Did you know that only about 8% of goals are actually achieved?
That’s research coming from the University of Scranton, that found that 92% of New Year’s goals are never met.
Not exactly inspiring for those of us looking to achieve a financial milestone in the upcoming year.
There is hope, however! There are a few principles you can apply to your goal-setting to help increase your chances of achievement. Check them out below and let us know how they help you in the new year!
Look at What You Value
Even if you know you should spend less money on eating out, if that’s the only way you get social interaction, and it’s a critical part of your identity, then it’s probably not going to be realistic to slash this from your budget. Turns out, our behaviors are way harder to change if they go against our beliefs and values.
Which is why it’s important to take stock of how our goals line up (or don’t) with our values.
Maybe eating out is incredibly important to you, and it would hurt less to cut the cable. Or maybe traveling is your number one priority, and you can make sacrifices in clothing or local entertainment.
If you’re not sure where to start in identifying if your goal lines up with your values, try asking yourself (and your spouse, if married), these questions:
- What motivates me to do things every day?
- What’s important to me and my family?
- Why is this goal important to me?
- What will this change mean to me; to my family?
- How will my life be better by achieving it?
Set Realistic Goals With Vision-Casting
Often when setting goals we skip right to the thing we want to happen. “I want to lose 20 pounds … I want to travel more … I want to save more money … I want to pay off my student loans, etc.” The problem with this type of goal-setting is that they fall short of illustrating what the impact will be on your life, i.e., the vision.
We don’t make a goal to pay off debt just for the sake of paying off debt. We pay off debt so that we can feel accomplished, happier and freer. We pay off that debt so we can use that money towards a different goal. We lose 20 pounds so that we can live longer, feel more confident, and have more energy. We save more money so that we can feel prepared to buy a house, get that couch upgrade, etc.

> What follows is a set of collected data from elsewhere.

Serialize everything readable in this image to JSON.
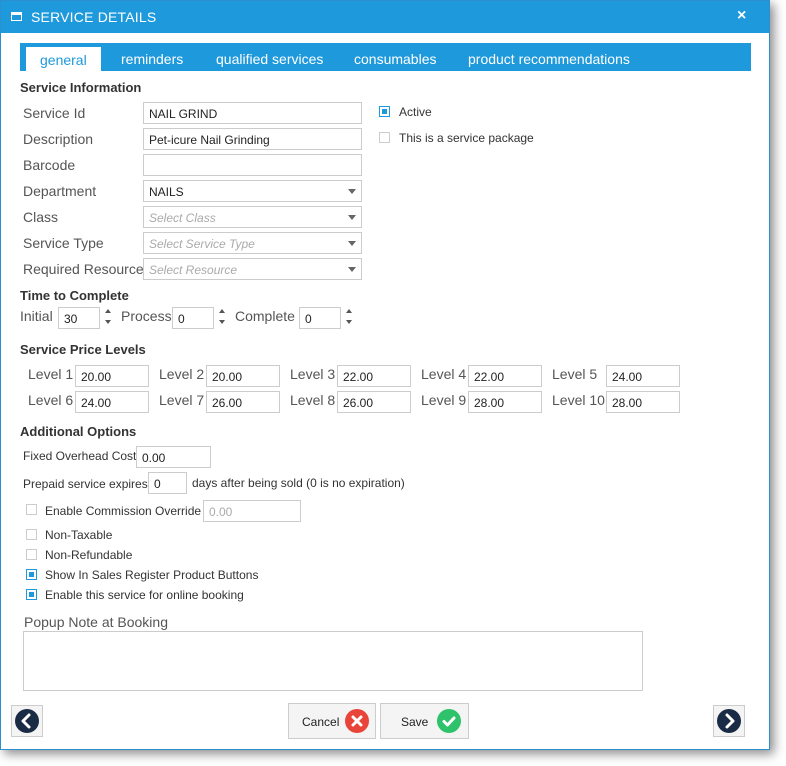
{
  "window": {
    "title": "SERVICE DETAILS",
    "close_label": "×"
  },
  "tabs": [
    {
      "label": "general"
    },
    {
      "label": "reminders"
    },
    {
      "label": "qualified services"
    },
    {
      "label": "consumables"
    },
    {
      "label": "product recommendations"
    }
  ],
  "service_information": {
    "heading": "Service Information",
    "service_id": {
      "label": "Service Id",
      "value": "NAIL GRIND"
    },
    "description": {
      "label": "Description",
      "value": "Pet-icure Nail Grinding"
    },
    "barcode": {
      "label": "Barcode",
      "value": ""
    },
    "department": {
      "label": "Department",
      "value": "NAILS"
    },
    "class": {
      "label": "Class",
      "placeholder": "Select Class"
    },
    "service_type": {
      "label": "Service Type",
      "placeholder": "Select Service Type"
    },
    "required_resource": {
      "label": "Required Resource",
      "placeholder": "Select Resource"
    },
    "active": {
      "label": "Active",
      "checked": true
    },
    "service_package": {
      "label": "This is a service package",
      "checked": false
    }
  },
  "time_to_complete": {
    "heading": "Time to Complete",
    "initial": {
      "label": "Initial",
      "value": "30"
    },
    "process": {
      "label": "Process",
      "value": "0"
    },
    "complete": {
      "label": "Complete",
      "value": "0"
    }
  },
  "price_levels": {
    "heading": "Service Price Levels",
    "levels": [
      {
        "label": "Level 1",
        "value": "20.00"
      },
      {
        "label": "Level 2",
        "value": "20.00"
      },
      {
        "label": "Level 3",
        "value": "22.00"
      },
      {
        "label": "Level 4",
        "value": "22.00"
      },
      {
        "label": "Level 5",
        "value": "24.00"
      },
      {
        "label": "Level 6",
        "value": "24.00"
      },
      {
        "label": "Level 7",
        "value": "26.00"
      },
      {
        "label": "Level 8",
        "value": "26.00"
      },
      {
        "label": "Level 9",
        "value": "28.00"
      },
      {
        "label": "Level 10",
        "value": "28.00"
      }
    ]
  },
  "additional_options": {
    "heading": "Additional Options",
    "fixed_overhead": {
      "label": "Fixed Overhead Cost",
      "value": "0.00"
    },
    "prepaid_expires": {
      "label": "Prepaid service expires",
      "value": "0",
      "suffix": "days after being sold (0 is no expiration)"
    },
    "commission_override": {
      "label": "Enable Commission Override",
      "value": "0.00",
      "checked": false
    },
    "non_taxable": {
      "label": "Non-Taxable",
      "checked": false
    },
    "non_refundable": {
      "label": "Non-Refundable",
      "checked": false
    },
    "show_in_register": {
      "label": "Show In Sales Register Product Buttons",
      "checked": true
    },
    "online_booking": {
      "label": "Enable this service for online booking",
      "checked": true
    }
  },
  "popup_note": {
    "label": "Popup Note at Booking",
    "value": ""
  },
  "footer": {
    "cancel_label": "Cancel",
    "save_label": "Save",
    "prev_icon": "chevron-left-icon",
    "next_icon": "chevron-right-icon"
  },
  "colors": {
    "accent": "#1e99dc",
    "cancel": "#e8443a",
    "save": "#2ec26a",
    "nav": "#1a2b46"
  }
}
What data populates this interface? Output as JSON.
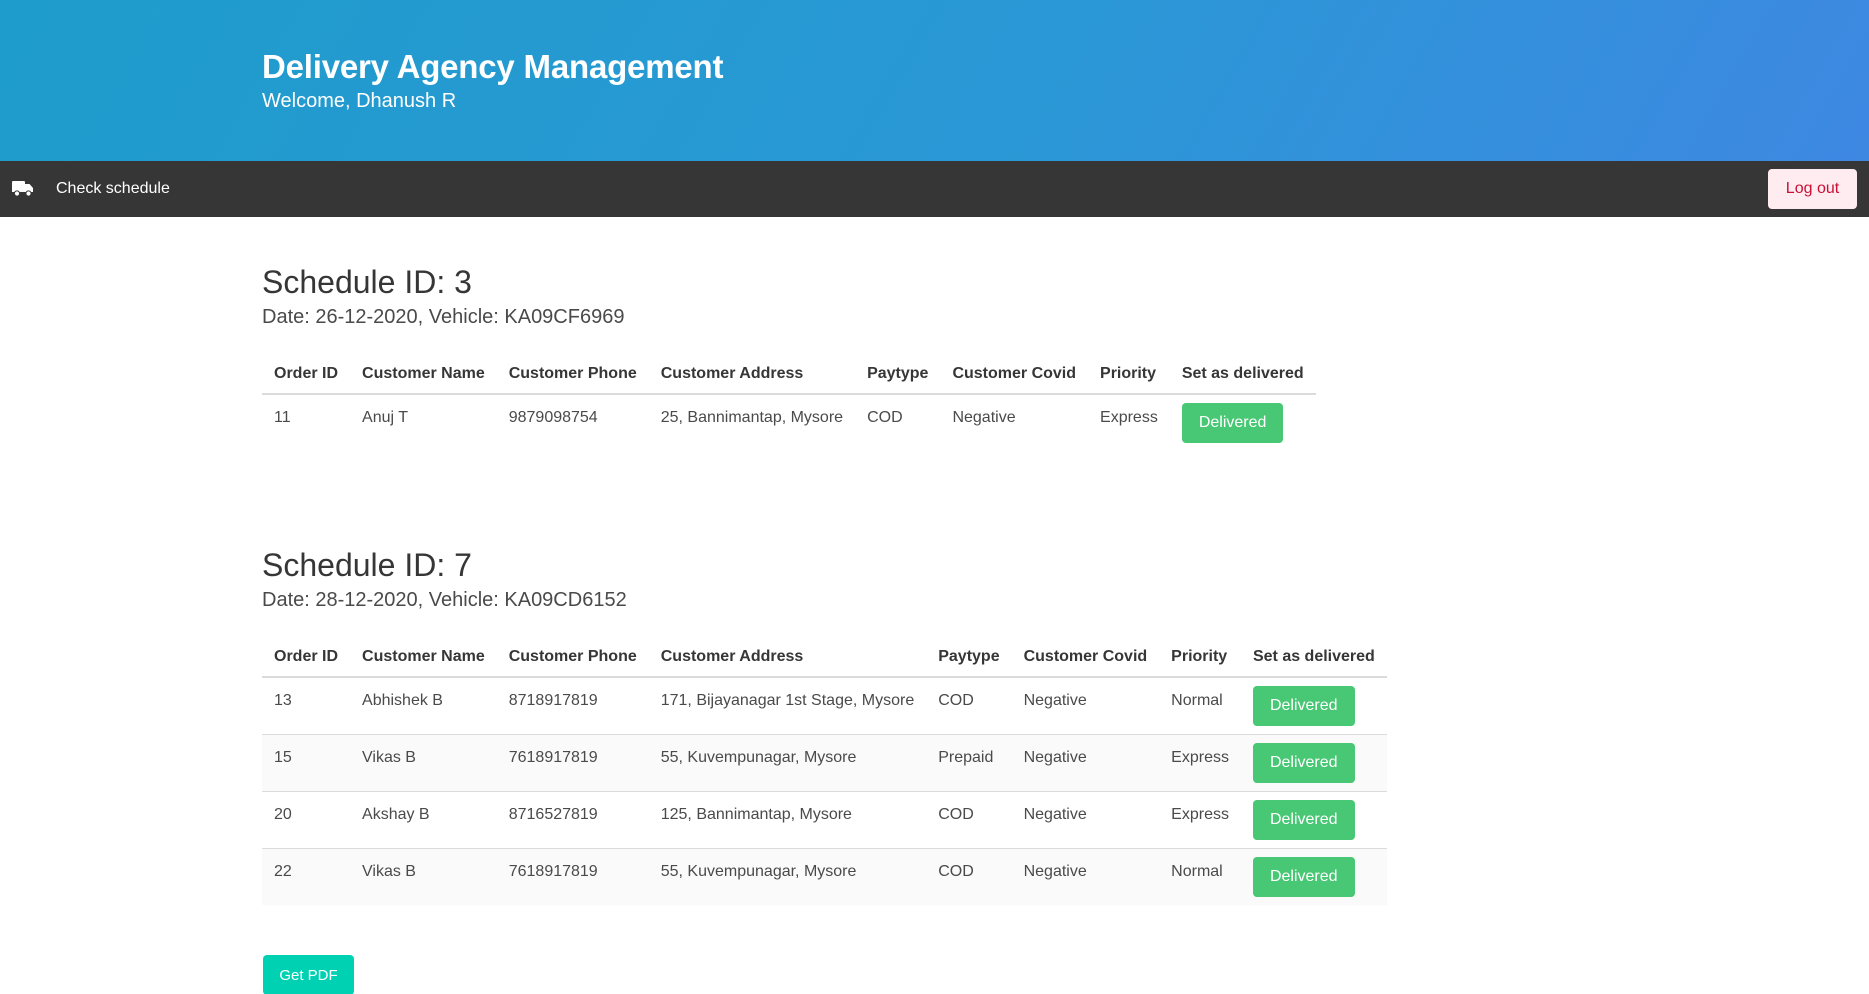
{
  "header": {
    "title": "Delivery Agency Management",
    "subtitle": "Welcome, Dhanush R"
  },
  "nav": {
    "item_label": "Check schedule",
    "item_icon": "truck-icon",
    "logout_label": "Log out"
  },
  "table_headers": [
    "Order ID",
    "Customer Name",
    "Customer Phone",
    "Customer Address",
    "Paytype",
    "Customer Covid",
    "Priority",
    "Set as delivered"
  ],
  "schedules": [
    {
      "title": "Schedule ID: 3",
      "meta": "Date: 26-12-2020, Vehicle: KA09CF6969",
      "rows": [
        {
          "order_id": "11",
          "name": "Anuj T",
          "phone": "9879098754",
          "address": "25, Bannimantap, Mysore",
          "paytype": "COD",
          "covid": "Negative",
          "priority": "Express",
          "action": "Delivered"
        }
      ]
    },
    {
      "title": "Schedule ID: 7",
      "meta": "Date: 28-12-2020, Vehicle: KA09CD6152",
      "rows": [
        {
          "order_id": "13",
          "name": "Abhishek B",
          "phone": "8718917819",
          "address": "171, Bijayanagar 1st Stage, Mysore",
          "paytype": "COD",
          "covid": "Negative",
          "priority": "Normal",
          "action": "Delivered"
        },
        {
          "order_id": "15",
          "name": "Vikas B",
          "phone": "7618917819",
          "address": "55, Kuvempunagar, Mysore",
          "paytype": "Prepaid",
          "covid": "Negative",
          "priority": "Express",
          "action": "Delivered"
        },
        {
          "order_id": "20",
          "name": "Akshay B",
          "phone": "8716527819",
          "address": "125, Bannimantap, Mysore",
          "paytype": "COD",
          "covid": "Negative",
          "priority": "Express",
          "action": "Delivered"
        },
        {
          "order_id": "22",
          "name": "Vikas B",
          "phone": "7618917819",
          "address": "55, Kuvempunagar, Mysore",
          "paytype": "COD",
          "covid": "Negative",
          "priority": "Normal",
          "action": "Delivered"
        }
      ]
    }
  ],
  "pdf_button_label": "Get PDF",
  "colors": {
    "hero_start": "#1e9ccb",
    "hero_end": "#3e88e2",
    "navbar": "#363636",
    "delivered_button": "#48c774",
    "pdf_button": "#00d1b2",
    "logout_text": "#cc0f35",
    "logout_bg": "#feecf0"
  }
}
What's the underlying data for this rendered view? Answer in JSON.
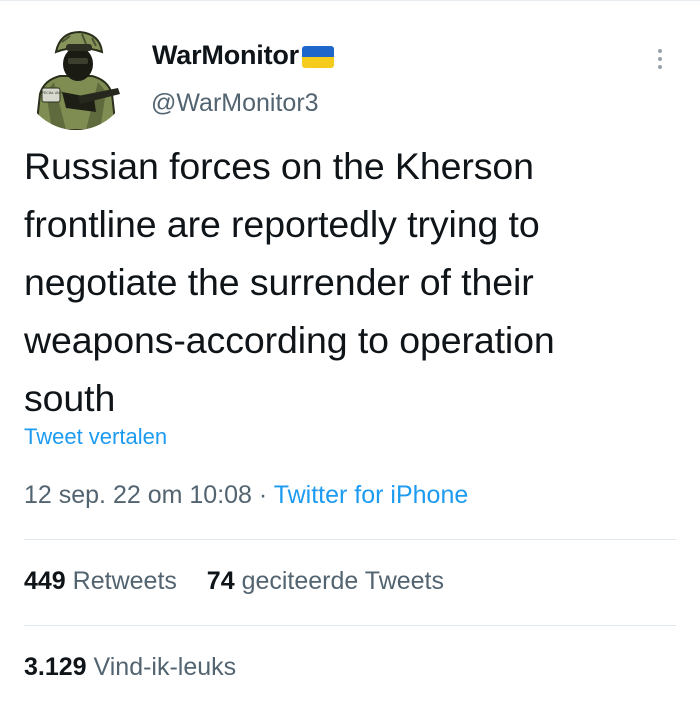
{
  "user": {
    "display_name": "WarMonitor",
    "handle": "@WarMonitor3",
    "avatar_patch_text": "SPECIAL\nUNIT",
    "flag_colors": {
      "top": "#1e66c9",
      "bottom": "#f5cc1b"
    }
  },
  "tweet": {
    "text": "Russian forces on the Kherson\nfrontline are reportedly trying to\nnegotiate the surrender of their\nweapons-according to operation\nsouth",
    "translate_label": "Tweet vertalen",
    "timestamp": "12 sep. 22 om 10:08",
    "separator": "·",
    "source": "Twitter for iPhone"
  },
  "stats": {
    "retweets_count": "449",
    "retweets_label": "Retweets",
    "quotes_count": "74",
    "quotes_label": "geciteerde Tweets",
    "likes_count": "3.129",
    "likes_label": "Vind-ik-leuks"
  },
  "icons": {
    "more": "more-vertical-icon",
    "verified_flag": "ukraine-flag-icon"
  },
  "colors": {
    "text": "#0f1419",
    "secondary": "#536471",
    "link": "#1d9bf0",
    "divider": "#e1e8ed"
  }
}
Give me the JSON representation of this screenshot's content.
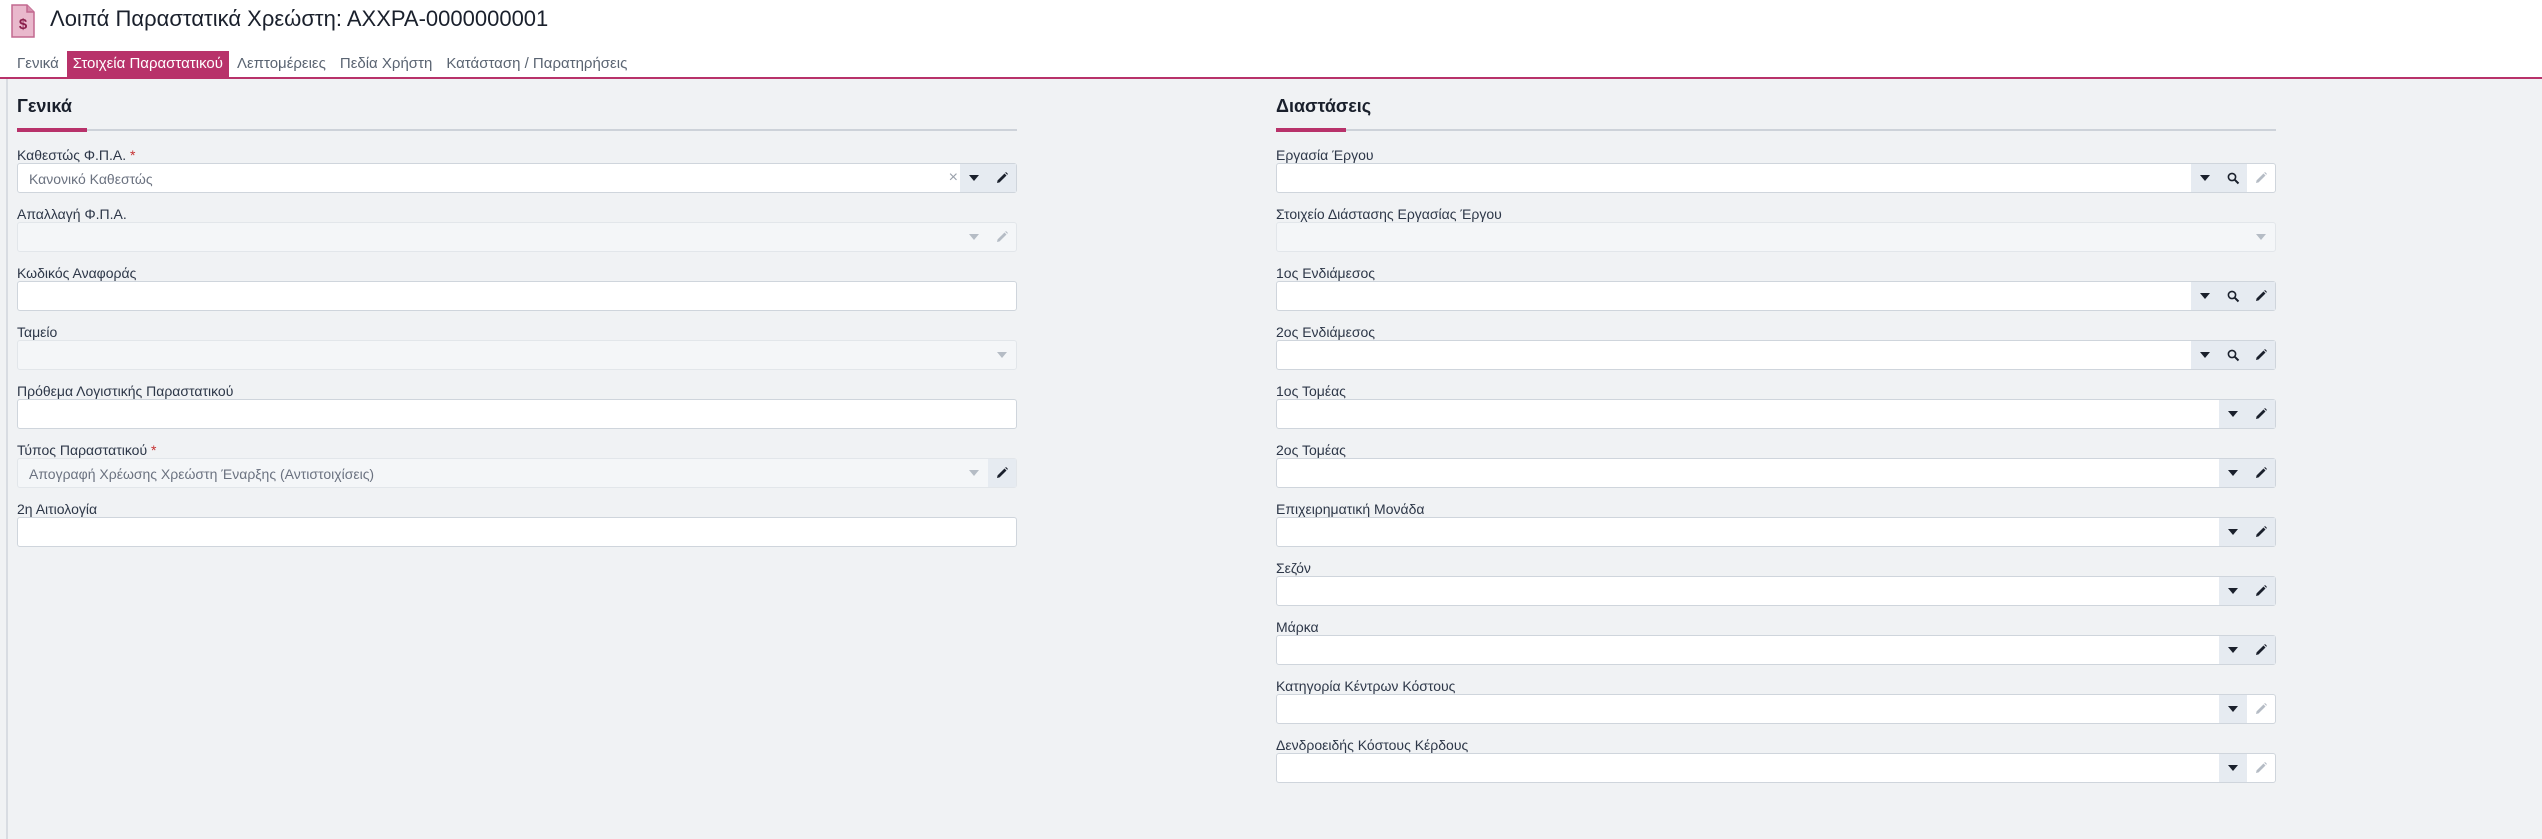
{
  "header": {
    "title": "Λοιπά Παραστατικά Χρεώστη: ΑΧΧΡΑ-0000000001",
    "doc_icon_glyph": "$"
  },
  "tabs": [
    {
      "label": "Γενικά",
      "active": false
    },
    {
      "label": "Στοιχεία Παραστατικού",
      "active": true
    },
    {
      "label": "Λεπτομέρειες",
      "active": false
    },
    {
      "label": "Πεδία Χρήστη",
      "active": false
    },
    {
      "label": "Κατάσταση / Παρατηρήσεις",
      "active": false
    }
  ],
  "left_section": {
    "title": "Γενικά",
    "fields": [
      {
        "label": "Καθεστώς Φ.Π.Α.",
        "required": "*",
        "value": "Κανονικό Καθεστώς"
      },
      {
        "label": "Απαλλαγή Φ.Π.Α.",
        "value": ""
      },
      {
        "label": "Κωδικός Αναφοράς",
        "value": ""
      },
      {
        "label": "Ταμείο",
        "value": ""
      },
      {
        "label": "Πρόθεμα Λογιστικής Παραστατικού",
        "value": ""
      },
      {
        "label": "Τύπος Παραστατικού",
        "required": "*",
        "value": "Απογραφή Χρέωσης Χρεώστη Έναρξης (Αντιστοιχίσεις)"
      },
      {
        "label": "2η Αιτιολογία",
        "value": ""
      }
    ]
  },
  "right_section": {
    "title": "Διαστάσεις",
    "fields": [
      {
        "label": "Εργασία Έργου",
        "value": ""
      },
      {
        "label": "Στοιχείο Διάστασης Εργασίας Έργου",
        "value": ""
      },
      {
        "label": "1ος Ενδιάμεσος",
        "value": ""
      },
      {
        "label": "2ος Ενδιάμεσος",
        "value": ""
      },
      {
        "label": "1ος Τομέας",
        "value": ""
      },
      {
        "label": "2ος Τομέας",
        "value": ""
      },
      {
        "label": "Επιχειρηματική Μονάδα",
        "value": ""
      },
      {
        "label": "Σεζόν",
        "value": ""
      },
      {
        "label": "Μάρκα",
        "value": ""
      },
      {
        "label": "Κατηγορία Κέντρων Κόστους",
        "value": ""
      },
      {
        "label": "Δενδροειδής Κόστους Κέρδους",
        "value": ""
      }
    ]
  },
  "icons": {
    "clear": "×",
    "caret": "▼"
  },
  "colors": {
    "accent": "#b8326a",
    "background": "#f0f2f4",
    "required": "#c53030"
  }
}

See what I’m getting at? The “so that” sentence is critical to setting the vision. Your goal is a defined step(s) that will help you attain your vision. This is an important distinction.
Vision 1: I feel financially cool, calm and collected.
Goal 1: Save $100 a month into an emergency fund by picking up a small side hustle.
Vision 2: My spouse and I are on the same page with our finances.
Goal 2: Set bi-weekly money dates to talk about budgets, goals, and how we’re tracking.
Vision 3: My student loans are no longer taking a huge chunk of my paycheck, or, the end is in sight.
Goal 2: Use a debt repayment calculator to see how long it will take me to pay off my loan(s), and how different amounts can impact that pay off date.
The other problem with some of the goals I mentioned earlier, like “save more money,” or “pay off student loans” is that they’re way too vague. Like I said, there’s a difference between vision and goals, and goals are just a series of steps that get you to your vision.
Break down your goals into specific numbers, actions or strategies.
For example, instead of “save more money,” you will want to get specific about how much exactly you need to save per month or per paycheck. Then, if with that number in mind, jot down ways that you can either cut spending in areas to get to that number, or make more money on the side.
If that even seems too big, break those down too. Studies show that even crossing off small, mindless tasks from your to-do list can boost your productivity and feelings of accomplishment.
Know Your Triggers (Both Good and Bad)
If you’re trying to lose weight, it’s a no-brainer to throw out all of your junk food because the sight of them can be a trigger to eating things you shouldn’t. The same principle can apply to setting financial goals. You have to know your triggers. One of mine, for example, is seeing friends on Instagram, eating out or buying new clothes. I immediately start justifying a need to go shopping or trying the latest restaurant. Because I know I do this, during times when I’m trying to tighten my belt, I try to stay off of social media.
That was an example of a bad trigger, but there can be good triggers too! For example, seeing your athletic shoes as soon as you get out of bed may be your trigger to go out for a run (i.e., eliciting a positive behavior).
Or, you can set up a reward system that helps you repeat the behavior, which leads to forming a positive habit. For example, you could give yourself a small treat every time you hit a saving milestone (I’m partial to a DIY face mask every time I add an extra payment to my student loan).
Bottom line is you need to know what helps and hurts you on your way to your financial goal. This knowledge will help you reinforce the good behaviors and avoid the negative ones.
I hope these tips help you set financial goals you can actually stick to this new years! I especially like the vision vs. goal advice, and I’ll be keeping that in mind as I make my own resolutions.
What other tips would you add to the list? Share in the comments.